Somewhere in between
* Really bad poem coming up, written as a break from the inexplicable joys of work.
Y'day I said goodbye to my friend
And JBeannie is her blessed name
Friends since we were around ten
Though we're no longer the same
She appeared unexpectedly in my life
Smart, prefect and soft spoken
Soon, we hope, she'll be our Jinn's wife
Hence sorry guys, she's taken
She's been mostly great, sometimes wise
But always a comforting voice
Though sometimes it is very nice
To make her lose her poise
When I erred, shocked and dismayed her
I could see the disappointment too
But I WILL get get my act together
Sure as 1 plus 1 is two
Through times of goodness and times of trouble
She is there by my side
She sees good in me, what, I sometimes marvel
Though I'm sure she's right!
And though I do not say it much
But my heart you've truly touched
So here JBeannie is my silly dumb way
To say what I've got to say!
- - - -
Friends are a great and important thing in one's life. Sometimes their opinions are right, sometimes wrong, sometimes they see what we cannot see, sometimes they tell what we cannot face. But it is always a source of joy and comfort to know that one has real friends.
(Gosh, it is tricky to type in normal prose after thinking poetically and lyrically for the last 15 mins).

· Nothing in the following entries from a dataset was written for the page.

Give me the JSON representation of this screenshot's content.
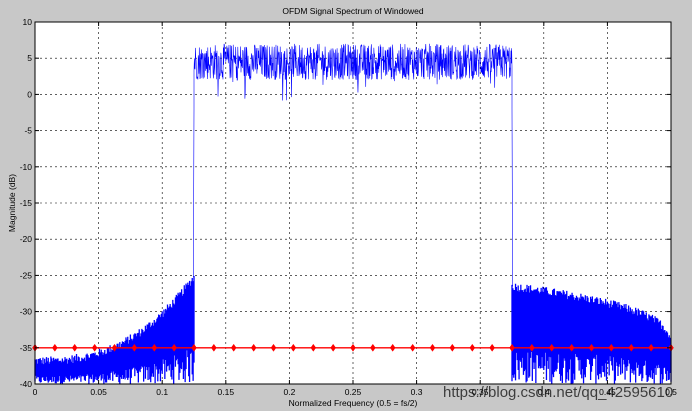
{
  "window": {
    "background": "#c8c8c8"
  },
  "chart_data": {
    "type": "line",
    "title": "OFDM Signal Spectrum of Windowed",
    "xlabel": "Normalized Frequency (0.5 = fs/2)",
    "ylabel": "Magnitude (dB)",
    "xlim": [
      0,
      0.5
    ],
    "ylim": [
      -40,
      10
    ],
    "xticks": [
      0,
      0.05,
      0.1,
      0.15,
      0.2,
      0.25,
      0.3,
      0.35,
      0.4,
      0.45,
      0.5
    ],
    "xtick_labels": [
      "0",
      "0.05",
      "0.1",
      "0.15",
      "0.2",
      "0.25",
      "0.3",
      "0.35",
      "0.4",
      "0.45",
      "0.5"
    ],
    "yticks": [
      10,
      5,
      0,
      -5,
      -10,
      -15,
      -20,
      -25,
      -30,
      -35,
      -40
    ],
    "grid": true,
    "series": [
      {
        "color": "#0000ff",
        "style": "noisy-line",
        "passband": {
          "x_start": 0.125,
          "x_end": 0.375,
          "level_min": -1,
          "level_max": 9.8,
          "mean": 4.5
        },
        "skirts": [
          {
            "x": [
              0.0,
              0.125
            ],
            "y_top": [
              -36.8,
              -25.2
            ],
            "y_bottom": -40
          },
          {
            "x": [
              0.375,
              0.5
            ],
            "y_top": [
              -26.5,
              -35
            ],
            "y_bottom": -40
          }
        ]
      },
      {
        "color": "#ff0000",
        "style": "diamond-markers",
        "y": -35,
        "x": [
          0,
          0.0156,
          0.0312,
          0.0469,
          0.0625,
          0.0781,
          0.0938,
          0.1094,
          0.125,
          0.1406,
          0.1562,
          0.1719,
          0.1875,
          0.2031,
          0.2188,
          0.2344,
          0.25,
          0.2656,
          0.2812,
          0.2969,
          0.3125,
          0.3281,
          0.3438,
          0.3594,
          0.375,
          0.3906,
          0.4062,
          0.4219,
          0.4375,
          0.4531,
          0.4688,
          0.4844,
          0.5
        ]
      }
    ]
  },
  "watermark": "https://blog.csdn.net/qq_42595610"
}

She did not mince her words. We've known each other for 10 years or more, and through it all, she has been a supportive friend who has always had only praise for me, mixed in with some occasional brickbats. And when I erred, and dismayed her and in all likelihood disappointed her, I could expect no less than her withdrawal of friendship. But she was a source of strength and joy and comfort and the effect she and her words in private had on me cannot be underestimated.

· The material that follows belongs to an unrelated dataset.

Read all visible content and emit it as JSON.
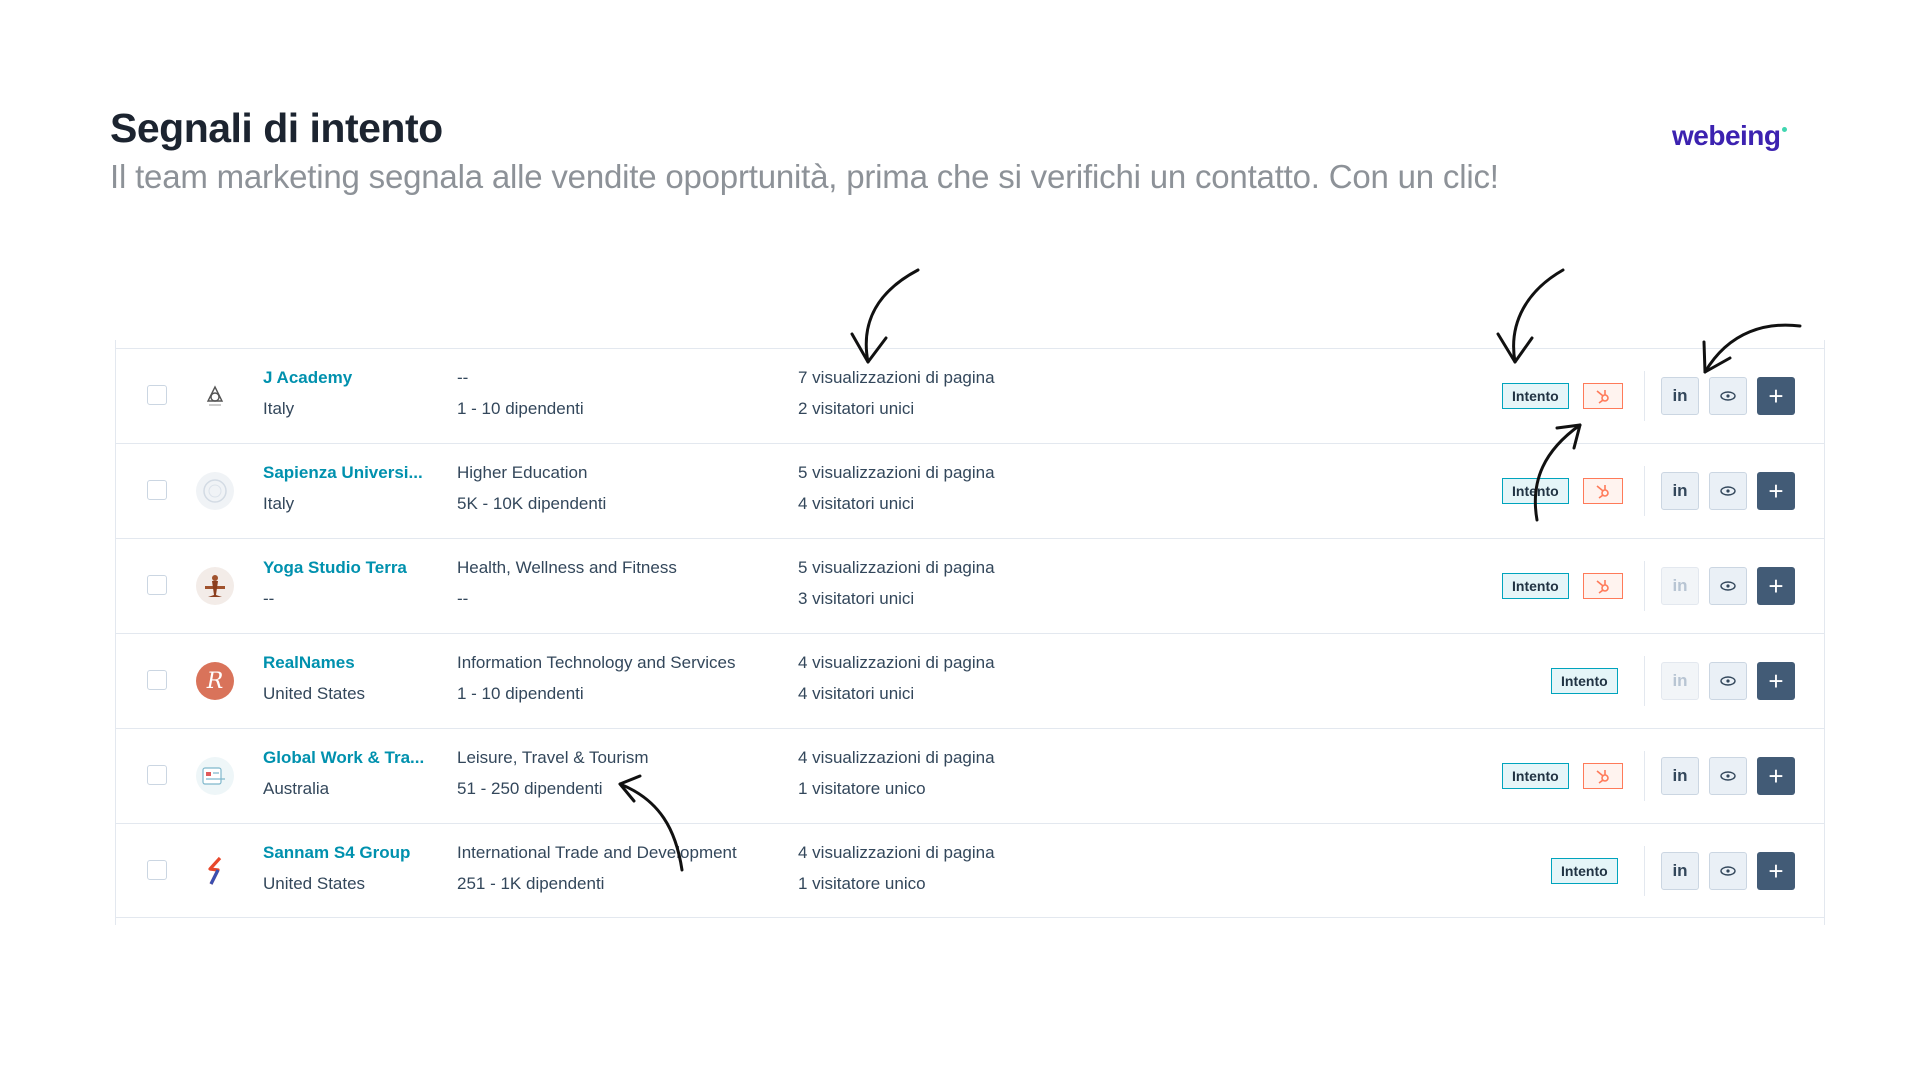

Of course, she condemned what happened as well and in no way did she side with me. But after knowing me for so long, seeing me make such a mistake, so uncharacteristic of me to behave so, so unbelievable of it, she was able to realize that I really had made a terrible mistake which was killing me inside, and could remain supportive, though it was not her who had to do the forgiving, of course.
It is always not easy to express how grateful you are and how much you appreciate the friendship of someone from the opposite gender. But J and I go way back, so I guess it is much easier to be mushy about these things. It's also another consideration that she is going out with one of my best friends Jinn, and hence we know this is strictly platonic. But just because I act the way I do around others does not mean I don't acknowedge, appreciate and am grateful for her presence.